I’d hate to find myself in a position of the above-mentioned foreign “experts” trying to figure out what Russia is, but still let me share, with certain apprehension, some of my observations on the West, seen by my very foreign eyes.
First, Tobacco Control is most obviously a threat to very existence of societies. It brainwashes people with obvious lies, using all the trickery of the information age. It splits the societies into smokers and non-smokers by skillfully fomenting fear and hatred between them. It kills the very idea of science as the ultimate source of truth, and religion as the embodiment of morals. It’s a huge monster, bloated with unclean money of the medical lobby, interested materially in substituting tobacco with its (probably lethal) drugs.
But then, second, TC is not the only such threat. Aggressive feminism is none the better. Aggressive ecoterrorism is even worse. And they use the same methods – unbelievable brainwashing with incredible ability to split societies in halves, making people’s life with each other totally intolerable. And they all rape the very idea of science. And they all know how to amass huge money in the process.
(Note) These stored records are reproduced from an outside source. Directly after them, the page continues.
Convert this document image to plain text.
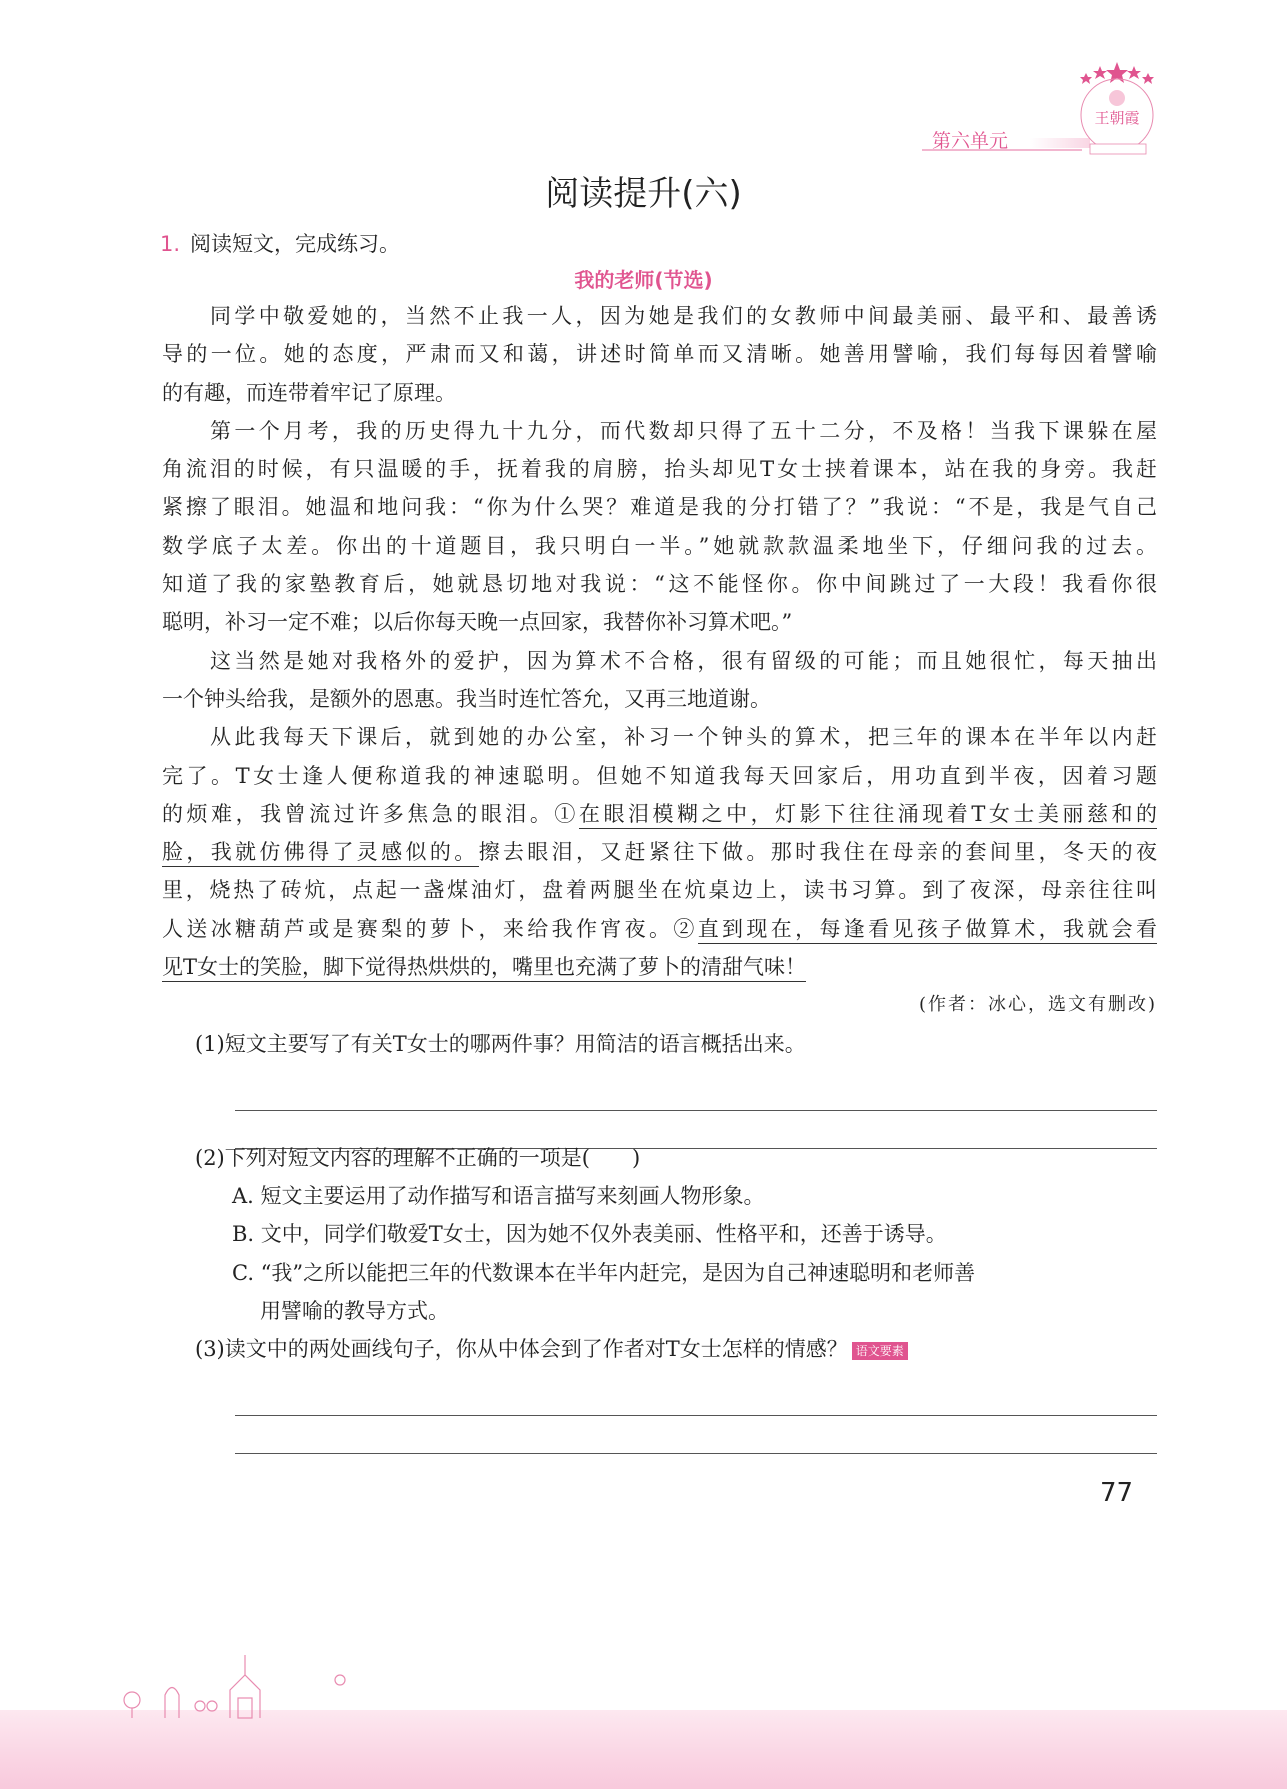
第六单元
王朝霞
阅读提升(六)
1. 阅读短文，完成练习。
我的老师(节选)
同学中敬爱她的，当然不止我一人，因为她是我们的女教师中间最美丽、最平和、最善诱
导的一位。她的态度，严肃而又和蔼，讲述时简单而又清晰。她善用譬喻，我们每每因着譬喻
的有趣，而连带着牢记了原理。
第一个月考，我的历史得九十九分，而代数却只得了五十二分，不及格！当我下课躲在屋
角流泪的时候，有只温暖的手，抚着我的肩膀，抬头却见T女士挟着课本，站在我的身旁。我赶
紧擦了眼泪。她温和地问我：“你为什么哭？难道是我的分打错了？”我说：“不是，我是气自己
数学底子太差。你出的十道题目，我只明白一半。”她就款款温柔地坐下，仔细问我的过去。
知道了我的家塾教育后，她就恳切地对我说：“这不能怪你。你中间跳过了一大段！我看你很
聪明，补习一定不难；以后你每天晚一点回家，我替你补习算术吧。”
这当然是她对我格外的爱护，因为算术不合格，很有留级的可能；而且她很忙，每天抽出
一个钟头给我，是额外的恩惠。我当时连忙答允，又再三地道谢。
从此我每天下课后，就到她的办公室，补习一个钟头的算术，把三年的课本在半年以内赶
完了。T女士逢人便称道我的神速聪明。但她不知道我每天回家后，用功直到半夜，因着习题
的烦难，我曾流过许多焦急的眼泪。①在眼泪模糊之中，灯影下往往涌现着T女士美丽慈和的
脸，我就仿佛得了灵感似的。擦去眼泪，又赶紧往下做。那时我住在母亲的套间里，冬天的夜
里，烧热了砖炕，点起一盏煤油灯，盘着两腿坐在炕桌边上，读书习算。到了夜深，母亲往往叫
人送冰糖葫芦或是赛梨的萝卜，来给我作宵夜。②直到现在，每逢看见孩子做算术，我就会看
见T女士的笑脸，脚下觉得热烘烘的，嘴里也充满了萝卜的清甜气味！
(作者：冰心，选文有删改)
(1)短文主要写了有关T女士的哪两件事？用简洁的语言概括出来。
(2)下列对短文内容的理解不正确的一项是(　　)
A. 短文主要运用了动作描写和语言描写来刻画人物形象。
B. 文中，同学们敬爱T女士，因为她不仅外表美丽、性格平和，还善于诱导。
C. “我”之所以能把三年的代数课本在半年内赶完，是因为自己神速聪明和老师善
用譬喻的教导方式。
(3)读文中的两处画线句子，你从中体会到了作者对T女士怎样的情感？ 语文要素
77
It all comes down to endless bans and limitations, formal as in “laws” or informal ones, making a mockery of such words as “freedom” and pushing a human being into a war with other human beings.
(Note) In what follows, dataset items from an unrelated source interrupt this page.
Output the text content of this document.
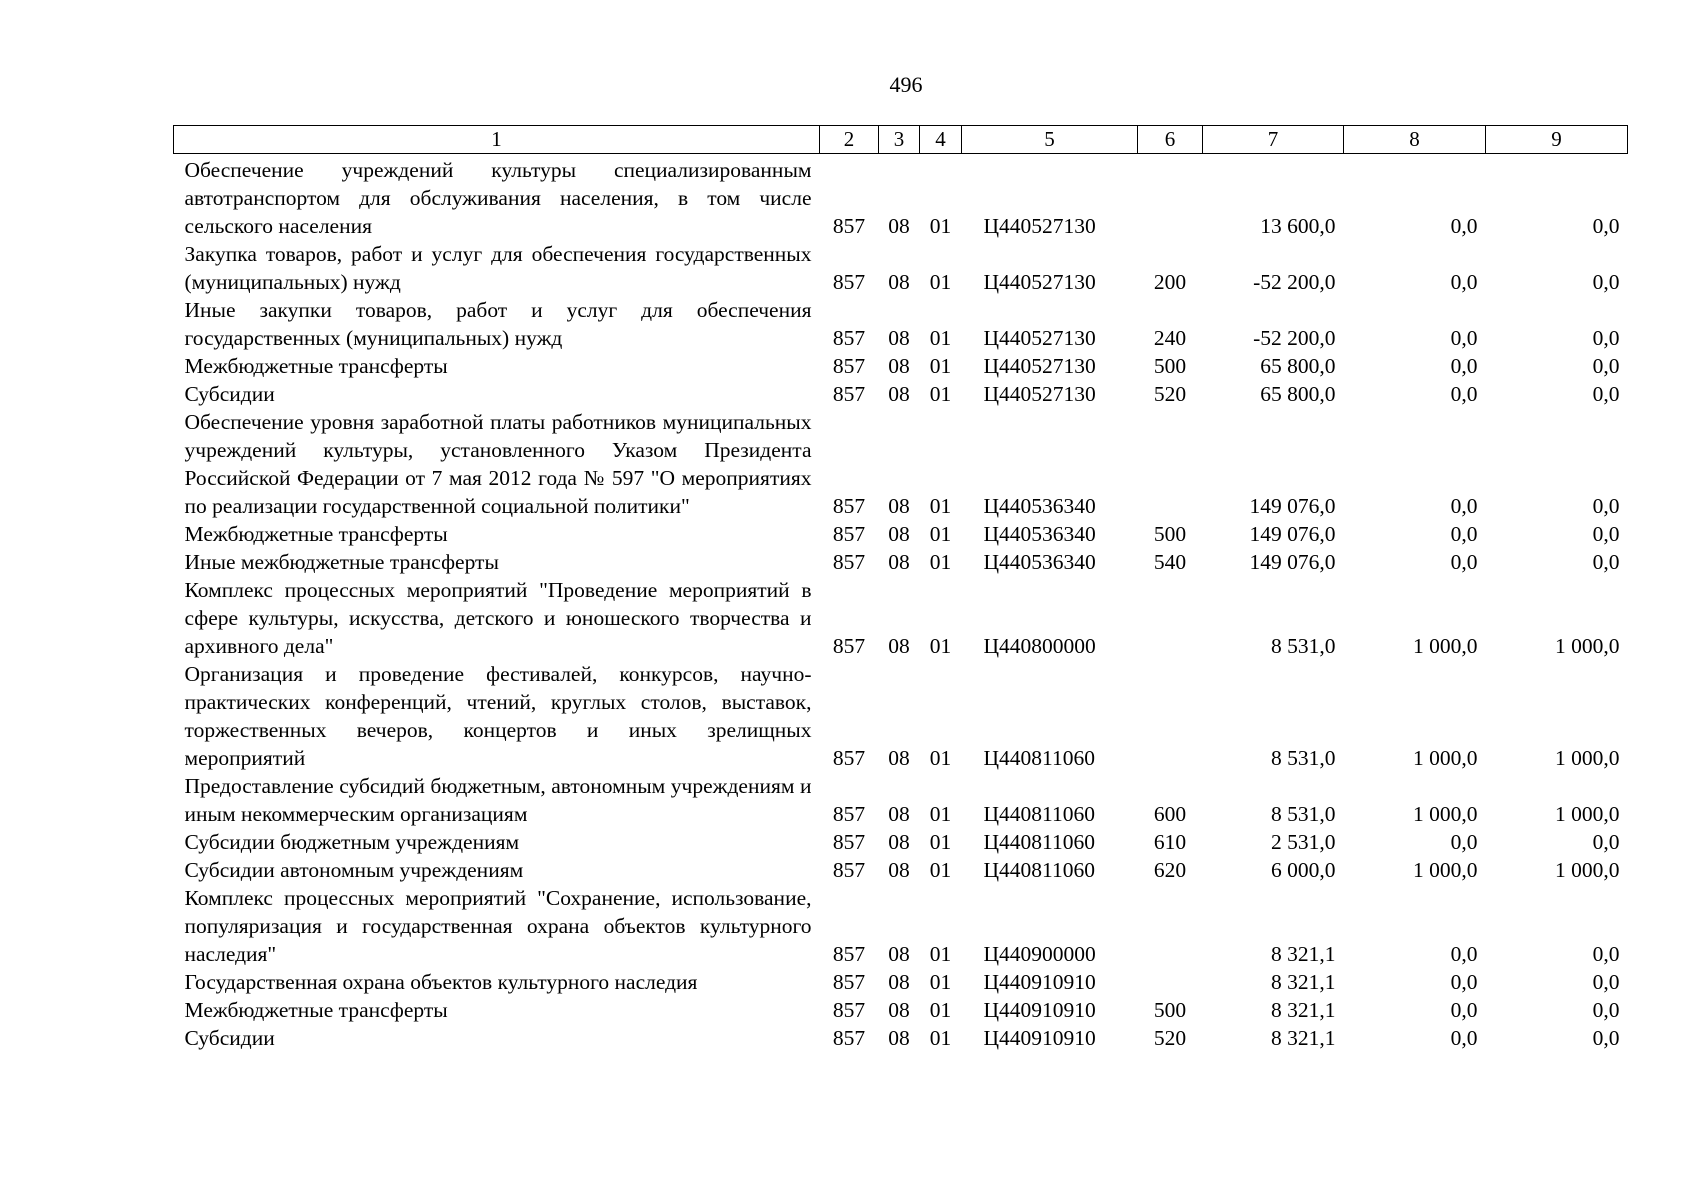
496
1	2	3	4	5	6	7	8	9
Обеспечение учреждений культуры специализированным автотранспортом для обслуживания населения, в том числе сельского населения	857	08	01	Ц440527130		13 600,0	0,0	0,0
Закупка товаров, работ и услуг для обеспечения государственных (муниципальных) нужд	857	08	01	Ц440527130	200	-52 200,0	0,0	0,0
Иные закупки товаров, работ и услуг для обеспечения государственных (муниципальных) нужд	857	08	01	Ц440527130	240	-52 200,0	0,0	0,0
Межбюджетные трансферты	857	08	01	Ц440527130	500	65 800,0	0,0	0,0
Субсидии	857	08	01	Ц440527130	520	65 800,0	0,0	0,0
Обеспечение уровня заработной платы работников муниципальных учреждений культуры, установленного Указом Президента Российской Федерации от 7 мая 2012 года № 597 "О мероприятиях по реализации государственной социальной политики"	857	08	01	Ц440536340		149 076,0	0,0	0,0
Межбюджетные трансферты	857	08	01	Ц440536340	500	149 076,0	0,0	0,0
Иные межбюджетные трансферты	857	08	01	Ц440536340	540	149 076,0	0,0	0,0
Комплекс процессных мероприятий "Проведение мероприятий в сфере культуры, искусства, детского и юношеского творчества и архивного дела"	857	08	01	Ц440800000		8 531,0	1 000,0	1 000,0
Организация и проведение фестивалей, конкурсов, научно-практических конференций, чтений, круглых столов, выставок, торжественных вечеров, концертов и иных зрелищных мероприятий	857	08	01	Ц440811060		8 531,0	1 000,0	1 000,0
Предоставление субсидий бюджетным, автономным учреждениям и иным некоммерческим организациям	857	08	01	Ц440811060	600	8 531,0	1 000,0	1 000,0
Субсидии бюджетным учреждениям	857	08	01	Ц440811060	610	2 531,0	0,0	0,0
Субсидии автономным учреждениям	857	08	01	Ц440811060	620	6 000,0	1 000,0	1 000,0
Комплекс процессных мероприятий "Сохранение, использование, популяризация и государственная охрана объектов культурного наследия"	857	08	01	Ц440900000		8 321,1	0,0	0,0
Государственная охрана объектов культурного наследия	857	08	01	Ц440910910		8 321,1	0,0	0,0
Межбюджетные трансферты	857	08	01	Ц440910910	500	8 321,1	0,0	0,0
Субсидии	857	08	01	Ц440910910	520	8 321,1	0,0	0,0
All in all, it looks very much like a Trotskyite kind of permanent revolution in full swing. The very idea of such revolution, physically enacted by Chairman Mao as the most logical and practical Trotskyite in global history, is about fundamentally changing a human being, depriving that being of history and culture, tradition and morals, habits and fun. You may note that the Islamic State was essentially doing the same things, and maybe will go on doing it on the grassroots level.
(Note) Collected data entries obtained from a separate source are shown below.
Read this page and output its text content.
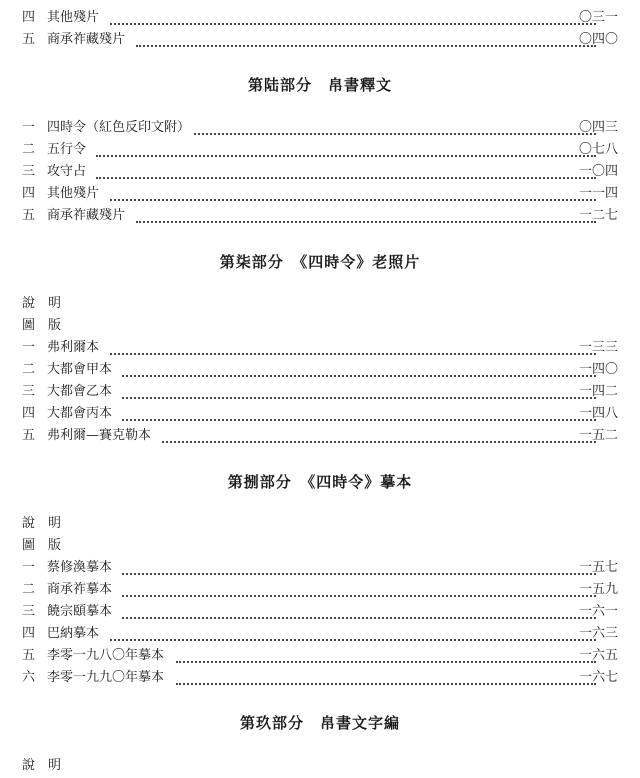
四 其他殘片	〇三一
五 商承祚藏殘片	〇四〇
第陆部分　帛書釋文
一 四時令（紅色反印文附）	〇四三
二 五行令	〇七八
三 攻守占	一〇四
四 其他殘片	一一四
五 商承祚藏殘片	一二七
第柒部分　《四時令》老照片
說　明
圖　版
一 弗利爾本	一三三
二 大都會甲本	一四〇
三 大都會乙本	一四二
四 大都會丙本	一四八
五 弗利爾—賽克勒本	一五二
第捌部分　《四時令》摹本
說　明
圖　版
一 蔡修渙摹本	一五七
二 商承祚摹本	一五九
三 饒宗頤摹本	一六一
四 巴納摹本	一六三
五 李零一九八〇年摹本	一六五
六 李零一九九〇年摹本	一六七
第玖部分　帛書文字編
說　明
Only difference is, the old revolutionaries were starting with grabbing political power, to use that power for mass and permanent brainwashing. While the current ones have discovered that the reverse sequence works even better, especially under democracies. You can corrupt and terrorize the societies from within, by shattering them with mass migration killing whole states, by pitting women against men, smokers against non-smokers… and blocking most of the ways for people even to speak out against what they hate. You may also make colleges and universities into hotbeds of ignorance and intolerance, and then you do not need to grab political power. It will be yours without any additional effort.
The question is, can we achieve our victory over TC without eradicating the rest of evil that has befallen the Western civilizations and that tries to spread globally? Can you de-link smoker’s rights from the rest of human rights? And can one country, even Russia with its decisive ideological split from the West, do it on a global scale?
My answer is a reluctant “no”, but in any case you can start with smoker’s rights, in some countries rather than in other ones, hoping that everything else will follow. After all, all big enterprises can be split into small steps.
Which leads me to the need to formulate… well, to offer, to try to offer… at least some plausible ideas of what to do to dump Tobacco Control to the outside. I may try it in my next column.